Yapısal Eksiklikler ve Dışa Bağımlılık
İsveç’in en büyük sorunlarından biri ise tekstil ayıklama altyapısının yetersizliği. Yerel belediyeler, gelen yoğunluk karşısında zorlanırken; İsveç, kullanılmış giysilerin büyük kısmını Litvanya gibi ülkelere ihraç etmek zorunda kalıyor. Bu süreçte ayrıştırma, yeniden kullanım veya yakma işlemleri yurt dışında yapılıyor. Bu, hem maliyetleri artırıyor hem de sorumluluğun başka ülkelere devredilmesi anlamına geliyor.
Hızlı Moda Üzerindeki Baskı Artıyor
Yeni düzenlemeler yalnızca tüketiciyi değil, markaları da sorumluluk almaya zorluyor. Şubat ayında Avrupa genelinde varılan ön anlaşma, moda markalarını sattıkları ürünlerin kullanım ömrü sona erdiğinde devreye girmeye mecbur kılıyor. Buna göre; giyim devleri toplama, ayırma, geri dönüşüm ve yeniden kullanım faaliyetlerine mali katkı sunmak zorunda kalacak. Hedef, üretici sorumluluğunun yasal zeminde netleştirilmesi.
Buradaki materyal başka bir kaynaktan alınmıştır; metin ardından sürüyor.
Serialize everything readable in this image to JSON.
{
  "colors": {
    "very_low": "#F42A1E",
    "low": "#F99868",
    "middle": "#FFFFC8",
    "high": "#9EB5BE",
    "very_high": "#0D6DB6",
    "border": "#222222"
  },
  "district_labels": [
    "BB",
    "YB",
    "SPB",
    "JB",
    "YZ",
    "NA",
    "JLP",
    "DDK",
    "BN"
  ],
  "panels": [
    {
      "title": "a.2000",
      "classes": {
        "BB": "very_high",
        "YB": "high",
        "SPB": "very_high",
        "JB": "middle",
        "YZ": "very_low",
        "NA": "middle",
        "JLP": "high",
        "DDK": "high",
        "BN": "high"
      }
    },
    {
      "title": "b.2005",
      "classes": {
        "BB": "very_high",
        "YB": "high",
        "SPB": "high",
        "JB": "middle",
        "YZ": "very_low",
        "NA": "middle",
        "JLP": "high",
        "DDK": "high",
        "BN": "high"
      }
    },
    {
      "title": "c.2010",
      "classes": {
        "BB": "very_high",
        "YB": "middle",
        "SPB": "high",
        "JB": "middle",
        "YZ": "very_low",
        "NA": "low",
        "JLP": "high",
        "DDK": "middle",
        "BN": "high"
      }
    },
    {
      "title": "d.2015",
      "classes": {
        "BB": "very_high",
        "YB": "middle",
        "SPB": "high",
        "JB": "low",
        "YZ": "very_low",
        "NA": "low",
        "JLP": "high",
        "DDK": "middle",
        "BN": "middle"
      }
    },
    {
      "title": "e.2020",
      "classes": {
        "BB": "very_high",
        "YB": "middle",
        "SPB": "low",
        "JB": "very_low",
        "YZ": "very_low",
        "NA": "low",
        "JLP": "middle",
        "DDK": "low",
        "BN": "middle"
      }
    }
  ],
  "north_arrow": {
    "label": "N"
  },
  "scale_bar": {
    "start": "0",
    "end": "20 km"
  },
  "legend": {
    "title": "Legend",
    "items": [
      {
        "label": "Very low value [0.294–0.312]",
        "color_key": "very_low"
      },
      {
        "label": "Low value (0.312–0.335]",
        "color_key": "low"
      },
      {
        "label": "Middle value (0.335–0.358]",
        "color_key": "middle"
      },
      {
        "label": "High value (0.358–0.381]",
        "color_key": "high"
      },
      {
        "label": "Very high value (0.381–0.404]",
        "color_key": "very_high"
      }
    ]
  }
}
İsveç merkezli H&M, bu süreci desteklediğini açıklarken, uzmanlar bunun yeterli olmadığını düşünüyor. İsveç Çevre Koruma Ajansı’ndan Yvonne Augustsson, yalnızca bir tişörtün üretiminde kullanılan su miktarının 2.500 litreyi bulduğunu; ortalama bir kıyafetin sadece 30 kez kullanıldığını hatırlatarak, “Kullanım sayısını iki katına çıkarmak bile iklim etkisini yarıya indirebilir,” diyor.
Tüketici Davranışı Değişmeden Dönüşüm Tamamlanmaz
Bu tablo, hızlı modanın yalnızca bir üretim modeli değil; aynı zamanda bir tüketim alışkanlığı olduğunu bir kez daha gösteriyor. İsveç Doğa Koruma Derneği Başkanı Beatrice Rindevall, “Her birey yılda en fazla beş yeni kıyafet almalı,” diyerek tüketim kültürünün de yeniden tanımlanması gerektiğini savunuyor.
İsveç’te pek çok gönüllü ve sivil oluşum, kıyafet takası gibi alternatif tüketim modelleri geliştirerek toplumsal farkındalık yaratmaya çalışıyor. Linköping’de bir üniversite kampüsünde gönüllüler tarafından yürütülen değişim mağazası buna örnek. Amaç, insanlara yalnızca geri dönüşümü değil, gerçek bir alternatifi de sunmak.
Bu gelişmeler, sadece bir ülkenin atık yönetim sorununu değil; moda sektörünün geleceğine dair daha radikal bir dönüşüm ihtiyacını ortaya koyuyor. Döngüsel ekonomi, yalnızca bir vizyon değil; artık operasyonel zorunluluk. Markaların, tedarik zincirlerinden ürün tasarımına, satış sonrası süreçlerden tüketici iletişimine kadar tüm süreçleri yeniden düşünmeleri gerekiyor.